Dark Matter Observed…
In Visualizations

A new press release from the European Southern Observatory (ESO) announces a lack of observational evidence for dark matter nearby: “New measurements show that the amount of dark matter in a large region around the Sun is far smaller than predicted and have indicated that there is no significant dark matter at all in our neighbourhood.”

Pretty significant stuff, but let’s take a look at the accompanying images…

I admire their simplicity, but hey, with dark matter, what choice does a visualizer have? The depiction of the dark matter halo around the Milky Way looks a little clumpy to me, but again, what else can you do? A uniform blob of blue around a galaxy image doesn’t communicate much…

(Admittedly, at the scale of this image, simulations reveal the Milky Way’s dark matter environment to be somewhat clumpy, albeit not in the way depicted in the animation. It’d be keen to use computational data in a visualization such as this one, but I suppose limited time and resources prevent that.)

Anyway, I like the annotated version of the image above; in particular, the indication of the volume of space relevant to the survey.

The accompanying video (available in ESO’s typical plethora of formats) is also an exercise in simplicity, offering a straightforward revolution around the three-dimensional model used to produce the still above. I kinda wish they included the sphere around the Sun once again, just to convey the scale of the survey, but I can guess why they avoided it… Then you have to think about labels, and labels mean language, and it is the European Southern Observatory, after all. Gotta make good b-roll for Hungarian nightly news, I suppose.

And on a final note, not that I would ever nitpick, but… Are those actual galaxy locations in the background? I’ve flown around the Local Group quite a bit, and although adjusting the brightness of the nearby galaxies can change the appearance considerably, I don’t recognize anything in the background. Just curious.

Nice work from ESO, understated but effective. And maybe someday, these kind of press images can be more data-driven.

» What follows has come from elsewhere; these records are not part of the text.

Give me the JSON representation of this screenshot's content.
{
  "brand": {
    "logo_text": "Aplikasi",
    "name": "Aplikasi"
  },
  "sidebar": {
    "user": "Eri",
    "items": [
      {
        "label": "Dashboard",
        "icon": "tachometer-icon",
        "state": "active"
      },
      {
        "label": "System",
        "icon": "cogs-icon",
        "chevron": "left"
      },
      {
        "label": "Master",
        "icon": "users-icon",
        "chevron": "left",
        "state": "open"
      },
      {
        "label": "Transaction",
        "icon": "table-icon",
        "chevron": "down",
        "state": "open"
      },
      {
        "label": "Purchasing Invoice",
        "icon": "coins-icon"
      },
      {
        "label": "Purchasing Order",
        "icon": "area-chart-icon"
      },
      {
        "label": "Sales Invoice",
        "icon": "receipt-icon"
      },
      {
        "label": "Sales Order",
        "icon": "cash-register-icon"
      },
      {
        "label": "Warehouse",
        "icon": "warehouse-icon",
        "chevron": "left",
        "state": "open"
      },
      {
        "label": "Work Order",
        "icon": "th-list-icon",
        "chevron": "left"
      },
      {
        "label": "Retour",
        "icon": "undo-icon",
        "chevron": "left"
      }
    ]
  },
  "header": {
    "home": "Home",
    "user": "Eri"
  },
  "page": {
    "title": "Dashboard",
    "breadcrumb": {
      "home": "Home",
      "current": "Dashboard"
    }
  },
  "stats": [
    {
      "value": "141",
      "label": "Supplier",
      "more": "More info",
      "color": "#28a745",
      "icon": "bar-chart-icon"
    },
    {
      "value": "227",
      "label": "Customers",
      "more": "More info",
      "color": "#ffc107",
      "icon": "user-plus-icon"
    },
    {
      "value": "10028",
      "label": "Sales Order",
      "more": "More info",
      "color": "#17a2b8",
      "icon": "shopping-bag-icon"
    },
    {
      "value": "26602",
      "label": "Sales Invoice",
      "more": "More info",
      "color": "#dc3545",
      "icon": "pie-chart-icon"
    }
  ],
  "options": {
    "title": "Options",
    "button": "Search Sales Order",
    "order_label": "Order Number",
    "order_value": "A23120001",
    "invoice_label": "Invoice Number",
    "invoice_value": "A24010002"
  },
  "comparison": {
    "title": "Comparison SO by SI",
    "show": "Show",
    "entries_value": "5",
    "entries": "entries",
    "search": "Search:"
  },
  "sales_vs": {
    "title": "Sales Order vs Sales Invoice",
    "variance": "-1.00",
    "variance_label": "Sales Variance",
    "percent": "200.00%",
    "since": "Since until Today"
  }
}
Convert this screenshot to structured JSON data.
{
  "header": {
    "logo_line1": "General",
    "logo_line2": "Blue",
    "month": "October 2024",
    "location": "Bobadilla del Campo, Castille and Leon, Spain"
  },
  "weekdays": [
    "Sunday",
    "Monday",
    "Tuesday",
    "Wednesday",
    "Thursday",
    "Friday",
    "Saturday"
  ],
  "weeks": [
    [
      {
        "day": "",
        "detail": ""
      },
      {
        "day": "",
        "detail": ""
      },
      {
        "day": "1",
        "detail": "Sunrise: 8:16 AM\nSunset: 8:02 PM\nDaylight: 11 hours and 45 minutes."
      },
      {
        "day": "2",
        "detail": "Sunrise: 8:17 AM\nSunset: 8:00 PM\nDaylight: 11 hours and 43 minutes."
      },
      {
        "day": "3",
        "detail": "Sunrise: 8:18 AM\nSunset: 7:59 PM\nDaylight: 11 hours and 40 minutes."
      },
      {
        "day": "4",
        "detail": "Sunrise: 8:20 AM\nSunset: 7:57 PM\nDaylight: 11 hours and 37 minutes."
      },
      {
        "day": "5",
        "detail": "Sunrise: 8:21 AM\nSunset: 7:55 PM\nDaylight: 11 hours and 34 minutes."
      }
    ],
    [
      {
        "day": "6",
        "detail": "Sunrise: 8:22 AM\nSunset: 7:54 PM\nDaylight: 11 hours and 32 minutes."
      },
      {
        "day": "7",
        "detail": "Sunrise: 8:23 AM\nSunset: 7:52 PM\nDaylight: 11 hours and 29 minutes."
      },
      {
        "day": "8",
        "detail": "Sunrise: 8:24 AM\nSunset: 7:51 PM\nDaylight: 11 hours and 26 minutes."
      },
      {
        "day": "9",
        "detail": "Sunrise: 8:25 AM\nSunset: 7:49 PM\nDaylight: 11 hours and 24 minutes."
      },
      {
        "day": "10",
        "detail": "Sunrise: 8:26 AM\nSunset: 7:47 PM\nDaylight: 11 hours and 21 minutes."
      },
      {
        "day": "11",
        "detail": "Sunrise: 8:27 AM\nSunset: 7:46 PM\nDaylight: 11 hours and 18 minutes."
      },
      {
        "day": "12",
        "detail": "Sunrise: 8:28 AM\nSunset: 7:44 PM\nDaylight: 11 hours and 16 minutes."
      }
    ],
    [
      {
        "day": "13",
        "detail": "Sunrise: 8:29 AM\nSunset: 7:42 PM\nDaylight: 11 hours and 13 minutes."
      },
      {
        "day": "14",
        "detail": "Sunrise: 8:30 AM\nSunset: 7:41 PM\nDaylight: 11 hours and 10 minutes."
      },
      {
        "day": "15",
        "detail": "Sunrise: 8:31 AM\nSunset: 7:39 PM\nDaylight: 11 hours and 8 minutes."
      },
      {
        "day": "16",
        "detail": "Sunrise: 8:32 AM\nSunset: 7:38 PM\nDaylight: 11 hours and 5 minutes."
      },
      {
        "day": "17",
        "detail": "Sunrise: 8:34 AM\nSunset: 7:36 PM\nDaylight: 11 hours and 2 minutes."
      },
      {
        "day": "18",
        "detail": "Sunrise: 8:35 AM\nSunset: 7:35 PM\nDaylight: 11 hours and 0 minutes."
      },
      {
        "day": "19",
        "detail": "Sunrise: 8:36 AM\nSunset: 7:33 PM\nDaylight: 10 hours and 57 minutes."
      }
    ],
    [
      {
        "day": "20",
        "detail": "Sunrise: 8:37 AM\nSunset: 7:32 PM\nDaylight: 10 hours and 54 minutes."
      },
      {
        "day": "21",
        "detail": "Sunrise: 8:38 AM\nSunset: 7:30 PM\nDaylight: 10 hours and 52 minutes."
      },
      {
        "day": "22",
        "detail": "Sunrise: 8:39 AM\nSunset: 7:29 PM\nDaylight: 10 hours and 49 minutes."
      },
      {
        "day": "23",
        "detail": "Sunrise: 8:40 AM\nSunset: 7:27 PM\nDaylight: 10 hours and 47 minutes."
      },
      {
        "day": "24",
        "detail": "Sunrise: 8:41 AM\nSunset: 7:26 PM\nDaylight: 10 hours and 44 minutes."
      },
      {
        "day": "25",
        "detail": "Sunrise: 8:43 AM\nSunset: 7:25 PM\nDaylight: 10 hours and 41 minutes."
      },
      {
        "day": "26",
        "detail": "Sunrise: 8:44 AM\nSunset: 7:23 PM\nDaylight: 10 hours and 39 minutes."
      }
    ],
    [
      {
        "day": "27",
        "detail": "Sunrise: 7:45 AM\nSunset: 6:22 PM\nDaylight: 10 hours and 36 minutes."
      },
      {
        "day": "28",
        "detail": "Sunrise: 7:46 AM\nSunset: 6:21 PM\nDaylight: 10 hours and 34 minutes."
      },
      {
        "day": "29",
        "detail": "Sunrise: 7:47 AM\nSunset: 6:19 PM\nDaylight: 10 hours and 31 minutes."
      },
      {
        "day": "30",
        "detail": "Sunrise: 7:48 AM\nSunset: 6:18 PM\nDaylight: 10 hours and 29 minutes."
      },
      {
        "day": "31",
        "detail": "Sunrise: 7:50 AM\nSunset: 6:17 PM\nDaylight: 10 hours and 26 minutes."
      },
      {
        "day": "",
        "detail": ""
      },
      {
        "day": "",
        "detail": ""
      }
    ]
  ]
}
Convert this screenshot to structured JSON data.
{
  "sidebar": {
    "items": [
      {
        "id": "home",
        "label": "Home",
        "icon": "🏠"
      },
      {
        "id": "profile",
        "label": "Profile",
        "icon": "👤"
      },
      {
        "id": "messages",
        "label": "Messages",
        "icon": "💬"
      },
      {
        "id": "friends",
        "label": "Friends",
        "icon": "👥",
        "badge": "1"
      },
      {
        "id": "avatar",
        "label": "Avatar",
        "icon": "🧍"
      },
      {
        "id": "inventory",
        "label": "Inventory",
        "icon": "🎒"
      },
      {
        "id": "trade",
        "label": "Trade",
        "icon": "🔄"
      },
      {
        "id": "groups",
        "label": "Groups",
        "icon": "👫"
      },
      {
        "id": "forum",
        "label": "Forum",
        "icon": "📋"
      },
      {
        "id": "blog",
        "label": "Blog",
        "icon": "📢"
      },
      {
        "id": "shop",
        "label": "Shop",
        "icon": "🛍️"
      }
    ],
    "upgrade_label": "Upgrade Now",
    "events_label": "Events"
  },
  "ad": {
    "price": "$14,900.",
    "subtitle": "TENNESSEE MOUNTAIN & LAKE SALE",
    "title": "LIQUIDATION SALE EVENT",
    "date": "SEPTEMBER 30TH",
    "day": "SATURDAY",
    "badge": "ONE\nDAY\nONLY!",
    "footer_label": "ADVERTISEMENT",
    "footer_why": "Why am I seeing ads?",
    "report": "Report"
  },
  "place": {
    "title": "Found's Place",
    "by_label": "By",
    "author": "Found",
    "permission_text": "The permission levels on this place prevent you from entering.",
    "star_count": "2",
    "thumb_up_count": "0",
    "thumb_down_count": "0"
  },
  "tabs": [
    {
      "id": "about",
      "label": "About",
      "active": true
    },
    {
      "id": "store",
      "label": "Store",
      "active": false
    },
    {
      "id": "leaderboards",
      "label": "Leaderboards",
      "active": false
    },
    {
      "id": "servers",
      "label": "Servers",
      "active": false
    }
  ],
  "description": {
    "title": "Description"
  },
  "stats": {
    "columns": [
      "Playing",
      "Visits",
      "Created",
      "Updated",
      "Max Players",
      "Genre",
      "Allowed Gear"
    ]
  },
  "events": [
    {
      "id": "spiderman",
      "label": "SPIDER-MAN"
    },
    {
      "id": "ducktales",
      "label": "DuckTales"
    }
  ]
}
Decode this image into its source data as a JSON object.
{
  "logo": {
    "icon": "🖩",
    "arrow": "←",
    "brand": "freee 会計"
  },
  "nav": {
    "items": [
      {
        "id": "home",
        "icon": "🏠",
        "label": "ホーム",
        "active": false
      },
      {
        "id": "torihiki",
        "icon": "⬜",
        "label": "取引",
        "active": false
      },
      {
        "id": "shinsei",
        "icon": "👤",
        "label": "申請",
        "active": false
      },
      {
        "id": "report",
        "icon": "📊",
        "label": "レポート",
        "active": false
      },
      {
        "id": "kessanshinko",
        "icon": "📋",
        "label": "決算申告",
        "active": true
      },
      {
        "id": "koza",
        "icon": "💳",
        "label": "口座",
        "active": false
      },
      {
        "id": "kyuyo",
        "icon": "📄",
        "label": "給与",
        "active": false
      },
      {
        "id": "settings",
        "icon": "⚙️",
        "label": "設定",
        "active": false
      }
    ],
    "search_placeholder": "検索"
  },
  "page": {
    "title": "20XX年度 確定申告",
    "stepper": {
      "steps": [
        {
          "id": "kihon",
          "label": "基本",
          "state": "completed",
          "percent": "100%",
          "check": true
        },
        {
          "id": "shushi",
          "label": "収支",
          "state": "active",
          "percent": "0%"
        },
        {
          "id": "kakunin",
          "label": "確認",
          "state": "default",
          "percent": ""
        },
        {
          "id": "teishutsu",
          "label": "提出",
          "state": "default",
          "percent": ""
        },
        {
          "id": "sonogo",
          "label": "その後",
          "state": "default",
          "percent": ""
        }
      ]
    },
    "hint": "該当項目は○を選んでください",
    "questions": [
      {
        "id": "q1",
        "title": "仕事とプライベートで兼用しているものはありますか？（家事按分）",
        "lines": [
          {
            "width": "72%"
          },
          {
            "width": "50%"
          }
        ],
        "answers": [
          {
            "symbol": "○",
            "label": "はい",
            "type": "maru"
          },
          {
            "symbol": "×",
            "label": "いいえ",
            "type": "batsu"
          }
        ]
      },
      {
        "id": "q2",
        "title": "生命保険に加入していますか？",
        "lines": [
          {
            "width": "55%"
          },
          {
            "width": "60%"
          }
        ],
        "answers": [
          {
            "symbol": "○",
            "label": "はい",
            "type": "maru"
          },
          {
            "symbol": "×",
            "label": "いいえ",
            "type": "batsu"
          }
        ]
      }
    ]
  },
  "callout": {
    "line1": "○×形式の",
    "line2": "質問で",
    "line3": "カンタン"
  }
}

Hole Lotta Electron Going On!

I know it’s been a good long while since I posted anything to the blog, and my instinct suggests that I should ease into things, maybe start out with an astronomical image and a snarky comment… Keep things simple!

But I ran across this image, and I couldn’t resist. It accompanies a press release about high-powered lasers at UC Santa Barbara. And um, wow! Take a look at the caption:

“Artist’s rendition of electron-hole recollision. Near infrared (amber rods) and terahertz (yellow cones) radiation interact with a semiconductor quantum well (tiles). The near-ir radiation creates excitons (green tiles) consisting of a negative electron and a positive hole (dark blue tile at center of green tiles) bound in an atom-like state. Intense terahertz fields pull the electrons (white tiles) first away from the hole and then back towards it (electron paths represented by blue ellipses). Electrons periodically recollide with holes, creating periodic flashes of light (white disks between amber rods) that are emitted and detected as sidebands. (Credit: Peter Allen, UCSB)”

If brevity is the soul of wit, well…

I think the first thing that confuses is the poorly-conveyed temporal element. If I’m supposed to read something as a sequence in time, either follow a convention (e.g., left to right for English readers, rather than bottom to top, as in this case) or execute it as a sequence of images… Or an animation. But the static image above doesn’t convey the sense of time passing or a series of events.

The more fundamental issue, however, seems to be the presentation of diagrammatic information in what I think of as a “reified” manner. By taking a basic representational diagram and adding elements that suggest a photoreal environment, the image ends up confusing the issues: it takes an abstract representation and describes it with a visual language that suggests real, physical objects. Instead of color-coded dashed lines, for example, we get sparkly little cylinders that look like beads you’d pick up on West 37th Street in Manhattan.

I can only imagine that some grad student got their hands on Blender and went a little wild… “Ooh, I can make these transparent and shiny!” Which is all well and good, but it gets in the way of communicating he fundamental concepts: the gloss may attract attention, but it obscures the underlying content.

(Just as an aside, when I went in search of the Wikipedia article on excitons, in order to provide a helpful link, I ran across an even more psychedelic image! But my little brain just couldn’t deal with writing about both that one and the one above…)

Honestly, I don’t know how to illustrate the remarkably complicated subject of the press release. But the above illustration does not seem to help.

And unfortunately, this kind of thing happens quite a bit in the world of press release images… Because the main interest lies in choosing the flashiest possible image(s), the clarity of the message often becomes obfuscated.